Iourov Ivan Y, Vorsanova Svetlana G, Korostelev Sergei A, Zelenova Maria A, Yurov Yuri B
Mental Health Research Center, 117152 Moscow, Russia ; Separated Structural Unit "Clinical Research Institute of Pediatrics", Russian National Research Medical University named after N.I. Pirogov, Ministry of Health of Russian Federation, 125412 Moscow, Russia ; Department of Medical Genetics, Russian Medical Academy of Postgraduate Education, 123995 Moscow, Russia.
Mental Health Research Center, 117152 Moscow, Russia ; Separated Structural Unit "Clinical Research Institute of Pediatrics", Russian National Research Medical University named after N.I. Pirogov, Ministry of Health of Russian Federation, 125412 Moscow, Russia.
Mol Cytogenet. 2015 Oct 15;8:77. doi: 10.1186/s13039-015-0182-z. eCollection 2015.
Long contiguous stretches of homozygosity (LCSH) (regions/runs of homozygosity) are repeatedly detected by single-nucleotide polymorphism (SNP) chromosomal microarrays. Providing important clues regarding parental relatedness (consanguinity), uniparental disomy, chromosomal recombination or rearrangements, LCSH are rarely considered as a possible epigenetic cause of neurodevelopmental disorders. Additionally, despite being relevant to imprinting, LCSH at imprinted loci have not been truly addressed in terms of pathogenicity. In this study, we examined LCSH in children with unexplained intellectual disability, autism, congenital malformations and/or epilepsy focusing on chromosomal regions which harbor imprinted disease genes.

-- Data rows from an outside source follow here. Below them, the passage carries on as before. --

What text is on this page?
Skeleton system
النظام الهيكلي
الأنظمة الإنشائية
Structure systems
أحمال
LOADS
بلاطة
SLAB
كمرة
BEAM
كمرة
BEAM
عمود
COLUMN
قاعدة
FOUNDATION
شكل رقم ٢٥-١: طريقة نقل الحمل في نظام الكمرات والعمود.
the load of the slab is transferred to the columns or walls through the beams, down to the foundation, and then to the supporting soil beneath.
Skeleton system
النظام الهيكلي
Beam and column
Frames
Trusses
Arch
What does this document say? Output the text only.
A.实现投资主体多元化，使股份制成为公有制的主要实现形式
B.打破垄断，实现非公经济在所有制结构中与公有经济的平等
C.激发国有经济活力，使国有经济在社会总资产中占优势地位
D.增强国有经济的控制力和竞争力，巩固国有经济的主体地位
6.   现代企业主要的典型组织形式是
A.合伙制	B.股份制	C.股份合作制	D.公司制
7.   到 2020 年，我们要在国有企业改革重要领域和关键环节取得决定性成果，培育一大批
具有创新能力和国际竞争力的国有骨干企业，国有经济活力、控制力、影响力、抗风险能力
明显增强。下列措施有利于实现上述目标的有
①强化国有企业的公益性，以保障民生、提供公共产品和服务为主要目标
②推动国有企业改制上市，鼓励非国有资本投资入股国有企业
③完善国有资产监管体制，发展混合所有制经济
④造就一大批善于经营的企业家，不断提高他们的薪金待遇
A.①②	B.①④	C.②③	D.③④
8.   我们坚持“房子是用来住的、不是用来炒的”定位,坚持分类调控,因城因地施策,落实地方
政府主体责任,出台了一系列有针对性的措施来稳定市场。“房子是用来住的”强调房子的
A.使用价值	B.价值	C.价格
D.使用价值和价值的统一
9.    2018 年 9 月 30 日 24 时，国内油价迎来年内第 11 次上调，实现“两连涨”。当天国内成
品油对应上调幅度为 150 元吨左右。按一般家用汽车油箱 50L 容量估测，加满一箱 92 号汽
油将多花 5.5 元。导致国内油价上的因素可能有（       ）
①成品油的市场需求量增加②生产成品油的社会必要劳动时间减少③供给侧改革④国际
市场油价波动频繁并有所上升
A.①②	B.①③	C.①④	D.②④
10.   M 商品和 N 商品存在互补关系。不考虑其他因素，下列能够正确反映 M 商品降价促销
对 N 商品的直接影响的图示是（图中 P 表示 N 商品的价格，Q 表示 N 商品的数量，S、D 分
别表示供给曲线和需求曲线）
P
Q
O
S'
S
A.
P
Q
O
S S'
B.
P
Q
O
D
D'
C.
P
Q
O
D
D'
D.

Out of 267 cases, 14 (5.2 %) were found to have LCSH at imprinted loci associated with a clinical outcome. There were 5 cases of LCSH at 15p11.2, 4 cases of LCSH at 7q31.2, 3 cases of LCSH at 11p15.5, and 2 cases of LCSH at 7q21.3. Apart from a case of LCSH at 7q31.33q32.3 (~4 Mb in size), all causative LCSH were 1-1.5 Mb in size. Clinically, these cases were characterized by a weak resemblance to corresponding imprinting diseases (i.e., Silver-Russell, Beckwith-Wiedemann, and Prader-Willi/Angelman syndromes), exhibiting distinctive intellectual disability, autistic behavior, developmental delay, seizures and/or facial dysmorphisms. Parental consanguinity was detected in 8 cases (3 %), and these cases did not exhibit LCSH at imprinted loci.
This study demonstrates that shorter LCSH at chromosomes 7q21.3, 7q31.2, 11p15.5, and 15p11.2 occur with a frequency of about 5 % in the children with intellectual disability, autism, congenital malformations and/or epilepsy. Consequently, this type of epigenetic mutations appears to be the most common one among children with neurodevelopmental diseases. Finally, since LCSH less than 2.5-10 Mb in size are generally ignored in diagnostic SNP microarray studies, one can conclude that an important epigenetic cause of intellectual disability, autism or epilepsy is actually overlooked.
单核苷酸多态性(SNP)染色体微阵列反复检测到长的纯合连续片段(LCSH,即纯合区域/片段)。LCSH为亲源关系(近亲结婚)、单亲二体、染色体重组或重排提供了重要线索,但很少被认为是神经发育障碍可能的表观遗传原因。此外,尽管与印记相关,但印记位点处的LCSH在致病性方面尚未得到真正解决。在本研究中,我们聚焦于含有印记疾病基因的染色体区域,对不明原因智力残疾、自闭症、先天性畸形和/或癫痫患儿的LCSH进行了研究。
在267例病例中,发现14例(5.2%)在与临床结局相关的印记位点存在LCSH。15p11.2处有5例LCSH,7q31.2处有4例LCSH,11p15.5处有3例LCSH,7q21.3处有2例LCSH。除7q31.33q32.3处的1例LCSH(大小约4 Mb)外,所有致病LCSH大小均为1 - 1.5 Mb。临床上,这些病例的特征是与相应的印记疾病(即Silver-Russell、Beckwith-Wiedemann和Prader-Willi/Angelman综合征)有微弱相似性,表现为明显的智力残疾、自闭症行为、发育迟缓、癫痫发作和/或面部畸形。8例(3%)检测到亲源近亲结婚,这些病例在印记位点未表现出LCSH。
本研究表明,在智力残疾、自闭症、先天性畸形和/或癫痫患儿中,7q21.3、7q31.2、11p15.5和15p11.2染色体上较短的LCSH出现频率约为5%。因此,这种类型的表观遗传突变似乎是神经发育疾病患儿中最常见的一种。最后,由于在诊断性SNP微阵列研究中,通常忽略大小小于2.5 - 10 Mb的LCSH,所以可以得出结论,智力残疾、自闭症或癫痫的一个重要表观遗传原因实际上被忽视了。